Hi Christian,
I completely agree with 's...'! All this Smartcard / HSM stuff is a
bloody mess.
My lucky guess would be that itext is far away from the crypto level,
and the handling of PKCS11 is done by the sun wrapper. So both iText and
bc are not my prominent suspects. Could you turn on some kind of logging
/ tracing at the PKSC11 level?
Greetings,
Andreas
> Hmm ok I created a java keystore and it works. But its s... Because pkcs11
> works in past with older itext and bouncy castle
>
> Am 22.03.2012 um 15:31 schrieb Andreas Kuehne:
>
>> Hi Christian,
>>
>> now I see! I didn't came across any CryptoVision stuff, yet . But my
>> standard approach would be to check whether your installation signs
>> using another tools using the PKCS11 interface. Can you check that?
>>
>> Greetings
>>
>> Andreas
>>> Hey,
>>>
>>> thanks for replying
>>>
>>> It is an external library. I load it with the following lines:
>>>
>>> String configName = "/Users/christian/pkcs11.cfg";
>>> Provider p = new sun.security.pkcs11.SunPKCS11(configName);
>>> Security.addProvider(p);
>>>
>>> KeyStore ks = KeyStore.getInstance("pkcs11");
>>> ks.load(null, "password".toCharArray());
>>>
>>> And the content from .cfg-file is the following:
>>>
>>> library = /usr/local/lib/libcvP11.dylib
>>> name = CryptoVision
>>>
>>>
>>> Am 22.03.2012 um 13:59 schrieb Andreas Kuehne:
>>>
>>>> Hi Christian,
>>>>
>>>> can you give a little more information about the PKCS11 lib you are using?
>>>> As far as I can see from the log that the PKCS11wrapper detected a
>>>> problem. But that's quite generic ...
>>>>
>>>> Greetings
>>>>
>>>> Andreas
>>>>> Hey @all,
>>>>>
>>>>> I tried the example "How to sign with an external signature and a
>>>>> standard filter" from http://itextpdf.sourceforge.net/howtosign.html with
>>>>> itext 5.2.0, bouncy castle 1.46 and a pkcs11 token.
>>>>> Every time I get the following exception:
>>>>>
>>>>> Exception in thread "main" java.security.ProviderException:
>>>>> sun.security.pkcs11.wrapper.PKCS11Exception: CKR_FUNCTION_FAILED
>>>>> at sun.security.pkcs11.P11Signature.engineSign(P11Signature.java:531)

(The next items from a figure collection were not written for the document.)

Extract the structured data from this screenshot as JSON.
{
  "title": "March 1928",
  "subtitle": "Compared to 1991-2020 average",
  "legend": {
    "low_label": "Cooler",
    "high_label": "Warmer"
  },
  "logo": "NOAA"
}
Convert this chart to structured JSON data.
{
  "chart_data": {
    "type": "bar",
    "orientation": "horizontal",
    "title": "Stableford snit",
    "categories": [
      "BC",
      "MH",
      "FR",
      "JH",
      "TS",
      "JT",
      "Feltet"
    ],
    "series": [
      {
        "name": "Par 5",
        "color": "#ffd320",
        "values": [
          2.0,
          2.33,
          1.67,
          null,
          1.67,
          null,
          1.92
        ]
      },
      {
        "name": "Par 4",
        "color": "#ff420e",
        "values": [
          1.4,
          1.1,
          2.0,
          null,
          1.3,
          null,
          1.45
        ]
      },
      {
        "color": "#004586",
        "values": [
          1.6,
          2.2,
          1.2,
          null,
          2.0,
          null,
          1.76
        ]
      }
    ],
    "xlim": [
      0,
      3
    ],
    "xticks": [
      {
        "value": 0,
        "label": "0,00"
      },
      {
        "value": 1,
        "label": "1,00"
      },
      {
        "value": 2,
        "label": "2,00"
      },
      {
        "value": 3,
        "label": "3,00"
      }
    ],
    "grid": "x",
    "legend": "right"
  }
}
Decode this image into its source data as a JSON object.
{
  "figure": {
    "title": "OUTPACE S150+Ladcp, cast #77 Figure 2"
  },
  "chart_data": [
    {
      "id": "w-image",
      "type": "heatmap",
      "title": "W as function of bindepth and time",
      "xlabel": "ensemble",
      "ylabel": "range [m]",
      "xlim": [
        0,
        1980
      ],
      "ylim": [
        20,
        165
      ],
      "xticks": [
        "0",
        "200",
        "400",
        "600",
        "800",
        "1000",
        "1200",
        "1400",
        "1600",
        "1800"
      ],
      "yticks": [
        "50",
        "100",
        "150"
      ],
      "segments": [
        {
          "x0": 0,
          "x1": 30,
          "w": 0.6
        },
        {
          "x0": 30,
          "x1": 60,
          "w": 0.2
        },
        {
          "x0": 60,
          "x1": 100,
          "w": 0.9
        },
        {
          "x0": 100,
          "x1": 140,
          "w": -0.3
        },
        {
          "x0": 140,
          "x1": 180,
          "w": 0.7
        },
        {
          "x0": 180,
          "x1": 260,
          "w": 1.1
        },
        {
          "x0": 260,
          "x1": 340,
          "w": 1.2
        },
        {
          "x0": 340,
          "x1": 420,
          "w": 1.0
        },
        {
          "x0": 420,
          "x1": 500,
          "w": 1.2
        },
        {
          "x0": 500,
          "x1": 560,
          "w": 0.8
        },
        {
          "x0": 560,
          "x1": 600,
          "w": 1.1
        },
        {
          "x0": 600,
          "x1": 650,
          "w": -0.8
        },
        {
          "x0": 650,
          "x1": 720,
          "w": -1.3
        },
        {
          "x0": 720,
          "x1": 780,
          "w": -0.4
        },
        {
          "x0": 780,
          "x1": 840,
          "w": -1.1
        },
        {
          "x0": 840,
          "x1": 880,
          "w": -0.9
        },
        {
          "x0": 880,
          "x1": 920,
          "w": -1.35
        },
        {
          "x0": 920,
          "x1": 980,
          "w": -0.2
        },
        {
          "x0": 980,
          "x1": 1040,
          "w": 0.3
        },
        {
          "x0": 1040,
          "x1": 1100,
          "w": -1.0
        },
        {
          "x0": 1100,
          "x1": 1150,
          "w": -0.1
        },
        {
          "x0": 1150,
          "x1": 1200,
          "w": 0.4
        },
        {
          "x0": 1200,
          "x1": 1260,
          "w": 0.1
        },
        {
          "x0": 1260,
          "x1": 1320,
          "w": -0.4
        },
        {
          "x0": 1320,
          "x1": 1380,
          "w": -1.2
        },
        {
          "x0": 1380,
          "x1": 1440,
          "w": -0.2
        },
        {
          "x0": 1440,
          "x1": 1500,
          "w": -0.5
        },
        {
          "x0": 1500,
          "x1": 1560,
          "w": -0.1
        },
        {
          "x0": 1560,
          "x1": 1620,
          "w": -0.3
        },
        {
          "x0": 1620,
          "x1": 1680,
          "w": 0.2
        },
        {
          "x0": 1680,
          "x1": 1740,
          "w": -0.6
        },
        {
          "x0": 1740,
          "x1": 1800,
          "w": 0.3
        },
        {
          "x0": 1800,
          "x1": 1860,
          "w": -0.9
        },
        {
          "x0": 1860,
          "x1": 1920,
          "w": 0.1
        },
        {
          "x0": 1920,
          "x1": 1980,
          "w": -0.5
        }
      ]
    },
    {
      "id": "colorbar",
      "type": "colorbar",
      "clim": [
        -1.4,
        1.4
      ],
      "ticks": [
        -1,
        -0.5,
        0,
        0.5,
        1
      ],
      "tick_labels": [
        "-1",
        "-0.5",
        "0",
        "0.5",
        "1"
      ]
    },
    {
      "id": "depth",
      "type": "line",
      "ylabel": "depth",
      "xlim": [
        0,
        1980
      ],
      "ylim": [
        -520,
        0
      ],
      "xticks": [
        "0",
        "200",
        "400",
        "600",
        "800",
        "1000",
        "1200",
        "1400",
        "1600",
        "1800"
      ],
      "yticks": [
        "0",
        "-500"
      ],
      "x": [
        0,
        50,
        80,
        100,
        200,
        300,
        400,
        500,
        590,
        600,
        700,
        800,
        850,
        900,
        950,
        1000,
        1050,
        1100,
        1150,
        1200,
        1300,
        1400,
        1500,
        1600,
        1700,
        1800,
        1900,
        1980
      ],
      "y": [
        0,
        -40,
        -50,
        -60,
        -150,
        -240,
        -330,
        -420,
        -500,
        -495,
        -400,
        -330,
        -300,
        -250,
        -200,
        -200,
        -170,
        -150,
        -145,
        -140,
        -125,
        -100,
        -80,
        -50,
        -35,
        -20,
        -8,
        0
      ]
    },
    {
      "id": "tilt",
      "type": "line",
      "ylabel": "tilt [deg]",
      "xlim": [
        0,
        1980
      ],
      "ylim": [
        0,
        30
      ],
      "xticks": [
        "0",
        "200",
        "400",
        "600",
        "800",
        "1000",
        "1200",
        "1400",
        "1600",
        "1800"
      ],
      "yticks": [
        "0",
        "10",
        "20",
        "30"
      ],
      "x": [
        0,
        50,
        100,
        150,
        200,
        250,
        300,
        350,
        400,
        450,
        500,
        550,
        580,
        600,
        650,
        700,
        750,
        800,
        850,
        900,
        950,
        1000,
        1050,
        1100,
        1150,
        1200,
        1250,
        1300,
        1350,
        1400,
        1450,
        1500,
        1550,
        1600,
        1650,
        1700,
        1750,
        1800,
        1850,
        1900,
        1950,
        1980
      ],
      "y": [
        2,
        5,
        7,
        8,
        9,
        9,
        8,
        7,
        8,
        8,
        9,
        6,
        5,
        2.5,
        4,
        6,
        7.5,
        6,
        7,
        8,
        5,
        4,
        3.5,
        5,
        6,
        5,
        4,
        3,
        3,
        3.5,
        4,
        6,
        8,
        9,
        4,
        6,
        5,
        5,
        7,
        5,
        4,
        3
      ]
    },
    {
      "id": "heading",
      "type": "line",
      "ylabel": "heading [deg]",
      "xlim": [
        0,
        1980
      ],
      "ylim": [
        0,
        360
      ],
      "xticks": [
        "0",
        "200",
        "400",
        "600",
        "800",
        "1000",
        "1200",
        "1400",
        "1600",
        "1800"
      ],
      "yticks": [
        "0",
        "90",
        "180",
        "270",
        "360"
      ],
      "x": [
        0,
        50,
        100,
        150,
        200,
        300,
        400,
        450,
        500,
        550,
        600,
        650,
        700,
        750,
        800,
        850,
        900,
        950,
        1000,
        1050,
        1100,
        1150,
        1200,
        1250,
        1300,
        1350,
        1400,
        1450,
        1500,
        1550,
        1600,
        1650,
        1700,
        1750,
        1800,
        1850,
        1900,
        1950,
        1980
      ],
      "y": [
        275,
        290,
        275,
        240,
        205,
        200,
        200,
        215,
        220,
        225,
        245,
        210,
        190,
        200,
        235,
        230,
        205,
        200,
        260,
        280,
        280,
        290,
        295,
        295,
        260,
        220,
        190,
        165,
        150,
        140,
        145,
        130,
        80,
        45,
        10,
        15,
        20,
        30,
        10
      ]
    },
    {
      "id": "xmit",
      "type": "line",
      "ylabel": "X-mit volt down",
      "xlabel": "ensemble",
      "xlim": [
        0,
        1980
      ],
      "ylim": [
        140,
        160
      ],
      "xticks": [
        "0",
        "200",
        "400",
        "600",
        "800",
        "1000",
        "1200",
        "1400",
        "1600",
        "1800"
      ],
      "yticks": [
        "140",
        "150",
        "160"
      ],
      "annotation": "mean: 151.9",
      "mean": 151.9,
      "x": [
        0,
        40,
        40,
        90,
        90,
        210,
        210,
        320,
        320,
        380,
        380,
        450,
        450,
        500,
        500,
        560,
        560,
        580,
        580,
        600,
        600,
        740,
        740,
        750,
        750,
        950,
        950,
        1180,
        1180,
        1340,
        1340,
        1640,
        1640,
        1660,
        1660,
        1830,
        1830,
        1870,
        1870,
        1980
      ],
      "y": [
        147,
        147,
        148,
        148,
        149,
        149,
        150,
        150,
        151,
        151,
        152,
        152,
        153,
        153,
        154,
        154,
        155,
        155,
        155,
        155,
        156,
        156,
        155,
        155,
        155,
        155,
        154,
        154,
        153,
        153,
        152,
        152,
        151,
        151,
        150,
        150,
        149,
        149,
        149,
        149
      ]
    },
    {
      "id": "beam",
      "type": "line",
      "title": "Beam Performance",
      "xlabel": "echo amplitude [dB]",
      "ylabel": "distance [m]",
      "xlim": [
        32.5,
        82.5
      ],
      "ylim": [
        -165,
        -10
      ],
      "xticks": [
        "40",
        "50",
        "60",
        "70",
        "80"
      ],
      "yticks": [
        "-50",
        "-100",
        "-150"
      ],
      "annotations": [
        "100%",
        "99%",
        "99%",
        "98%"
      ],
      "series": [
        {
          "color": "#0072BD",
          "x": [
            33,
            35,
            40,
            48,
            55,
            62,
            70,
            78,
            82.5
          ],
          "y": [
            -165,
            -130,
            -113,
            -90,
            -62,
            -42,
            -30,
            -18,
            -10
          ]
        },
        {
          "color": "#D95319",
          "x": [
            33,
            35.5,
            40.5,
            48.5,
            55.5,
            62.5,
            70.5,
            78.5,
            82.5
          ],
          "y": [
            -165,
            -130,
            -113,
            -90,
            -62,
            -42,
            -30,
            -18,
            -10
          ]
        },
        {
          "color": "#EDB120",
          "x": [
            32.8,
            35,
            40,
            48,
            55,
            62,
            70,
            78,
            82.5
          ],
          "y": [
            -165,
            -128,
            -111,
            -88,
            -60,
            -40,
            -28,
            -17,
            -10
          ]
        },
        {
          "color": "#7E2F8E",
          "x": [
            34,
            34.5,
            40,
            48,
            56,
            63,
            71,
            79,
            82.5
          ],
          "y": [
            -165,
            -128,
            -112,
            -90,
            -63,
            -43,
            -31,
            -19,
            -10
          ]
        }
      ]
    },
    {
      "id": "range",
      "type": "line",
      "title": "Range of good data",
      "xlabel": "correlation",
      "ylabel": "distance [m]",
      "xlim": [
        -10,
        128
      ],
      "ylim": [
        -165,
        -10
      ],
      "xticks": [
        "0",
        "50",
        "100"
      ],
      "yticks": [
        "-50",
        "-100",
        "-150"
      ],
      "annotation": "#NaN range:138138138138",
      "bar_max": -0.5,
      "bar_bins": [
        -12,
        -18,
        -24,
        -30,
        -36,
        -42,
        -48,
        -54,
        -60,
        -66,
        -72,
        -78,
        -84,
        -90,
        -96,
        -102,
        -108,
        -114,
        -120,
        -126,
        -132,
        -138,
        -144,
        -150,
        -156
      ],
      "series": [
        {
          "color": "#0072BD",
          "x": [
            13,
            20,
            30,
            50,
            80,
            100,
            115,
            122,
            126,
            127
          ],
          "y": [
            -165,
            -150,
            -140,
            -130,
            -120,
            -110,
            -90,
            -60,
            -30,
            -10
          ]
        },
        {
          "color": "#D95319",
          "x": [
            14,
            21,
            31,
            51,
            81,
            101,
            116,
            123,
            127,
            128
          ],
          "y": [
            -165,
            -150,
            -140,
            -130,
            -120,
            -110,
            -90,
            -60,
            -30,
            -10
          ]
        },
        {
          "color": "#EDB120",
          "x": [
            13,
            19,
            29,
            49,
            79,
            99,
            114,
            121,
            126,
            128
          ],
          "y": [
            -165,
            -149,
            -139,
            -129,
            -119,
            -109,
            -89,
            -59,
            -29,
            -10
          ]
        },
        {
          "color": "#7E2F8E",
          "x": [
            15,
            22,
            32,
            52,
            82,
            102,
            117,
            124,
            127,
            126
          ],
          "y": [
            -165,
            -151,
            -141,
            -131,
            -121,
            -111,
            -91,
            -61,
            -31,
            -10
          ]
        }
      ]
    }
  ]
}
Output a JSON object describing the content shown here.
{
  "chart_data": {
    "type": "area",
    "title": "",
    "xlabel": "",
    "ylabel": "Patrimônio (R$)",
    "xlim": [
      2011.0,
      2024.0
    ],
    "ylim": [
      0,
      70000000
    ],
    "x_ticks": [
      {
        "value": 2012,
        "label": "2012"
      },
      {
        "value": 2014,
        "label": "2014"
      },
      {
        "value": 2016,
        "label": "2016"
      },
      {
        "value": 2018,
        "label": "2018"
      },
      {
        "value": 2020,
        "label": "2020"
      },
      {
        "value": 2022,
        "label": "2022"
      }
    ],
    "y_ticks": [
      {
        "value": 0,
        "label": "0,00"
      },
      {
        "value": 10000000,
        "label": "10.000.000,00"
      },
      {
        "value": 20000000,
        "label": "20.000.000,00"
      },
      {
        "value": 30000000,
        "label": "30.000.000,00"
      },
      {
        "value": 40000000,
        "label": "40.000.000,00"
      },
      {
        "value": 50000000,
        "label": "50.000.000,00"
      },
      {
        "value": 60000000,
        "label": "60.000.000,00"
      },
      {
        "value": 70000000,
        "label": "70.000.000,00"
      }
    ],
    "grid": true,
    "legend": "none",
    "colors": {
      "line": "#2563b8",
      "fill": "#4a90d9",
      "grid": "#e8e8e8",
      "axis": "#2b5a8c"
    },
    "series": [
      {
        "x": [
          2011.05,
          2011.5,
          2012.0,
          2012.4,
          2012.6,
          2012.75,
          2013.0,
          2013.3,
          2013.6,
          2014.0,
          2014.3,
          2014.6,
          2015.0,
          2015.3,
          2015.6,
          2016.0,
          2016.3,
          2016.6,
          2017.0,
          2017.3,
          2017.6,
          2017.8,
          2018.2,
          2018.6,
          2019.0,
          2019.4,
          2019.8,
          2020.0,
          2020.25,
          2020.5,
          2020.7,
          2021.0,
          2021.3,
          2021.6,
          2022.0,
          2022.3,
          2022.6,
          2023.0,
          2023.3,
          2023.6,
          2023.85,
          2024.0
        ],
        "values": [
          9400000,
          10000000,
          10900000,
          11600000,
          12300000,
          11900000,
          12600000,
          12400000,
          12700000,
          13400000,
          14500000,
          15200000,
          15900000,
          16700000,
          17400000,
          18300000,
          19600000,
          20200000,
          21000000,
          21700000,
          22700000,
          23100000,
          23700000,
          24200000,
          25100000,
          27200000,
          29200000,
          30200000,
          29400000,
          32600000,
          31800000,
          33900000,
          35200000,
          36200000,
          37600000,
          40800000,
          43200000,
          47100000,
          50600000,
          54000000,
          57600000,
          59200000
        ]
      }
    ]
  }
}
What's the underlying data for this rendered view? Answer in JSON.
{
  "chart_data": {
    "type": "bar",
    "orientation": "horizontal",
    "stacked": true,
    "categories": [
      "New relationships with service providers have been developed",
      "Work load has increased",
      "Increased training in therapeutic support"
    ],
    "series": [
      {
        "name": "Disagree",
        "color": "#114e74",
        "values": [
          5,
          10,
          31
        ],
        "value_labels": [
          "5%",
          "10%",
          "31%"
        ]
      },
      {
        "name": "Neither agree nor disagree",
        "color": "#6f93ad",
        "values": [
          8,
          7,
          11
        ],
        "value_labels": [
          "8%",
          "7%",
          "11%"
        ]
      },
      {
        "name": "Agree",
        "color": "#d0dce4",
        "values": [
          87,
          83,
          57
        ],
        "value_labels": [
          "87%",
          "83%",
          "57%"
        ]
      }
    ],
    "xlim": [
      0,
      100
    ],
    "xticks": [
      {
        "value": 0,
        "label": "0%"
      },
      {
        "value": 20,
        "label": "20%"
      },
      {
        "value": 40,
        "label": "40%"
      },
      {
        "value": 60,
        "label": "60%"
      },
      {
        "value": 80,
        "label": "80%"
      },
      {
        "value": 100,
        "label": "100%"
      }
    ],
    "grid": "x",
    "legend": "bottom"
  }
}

>>>>> at java.security.Signature$Delegate.engineSign(Signature.java:1128)
>>>>> at java.security.Signature.sign(Signature.java:522)
>>>>> at com.itextpdf.text.pdf.PdfPKCS7.getEncodedPKCS1(PdfPKCS7.java:1210)
>>>>> at
>>>>> com.itextpdf.text.pdf.PdfSigGenericPKCS.setSignInfo(PdfSigGenericPKCS.java:113)
>>>>> at
>>>>> com.itextpdf.text.pdf.PdfSignatureAppearance.preClose(PdfSignatureAppearance.java:974)
>>>>> at
>>>>> com.itextpdf.text.pdf.PdfSignatureAppearance.preClose(PdfSignatureAppearance.java:897)
>>>>> at christianTest.ExternalHash.main(ExternalHash.java:45)
>>>>> at sun.reflect.NativeMethodAccessorImpl.invoke0(Native Method)
>>>>> at
>>>>> sun.reflect.NativeMethodAccessorImpl.invoke(NativeMethodAccessorImpl.java:39)
>>>>> at
>>>>> sun.reflect.DelegatingMethodAccessorImpl.invoke(DelegatingMethodAccessorImpl.java:25)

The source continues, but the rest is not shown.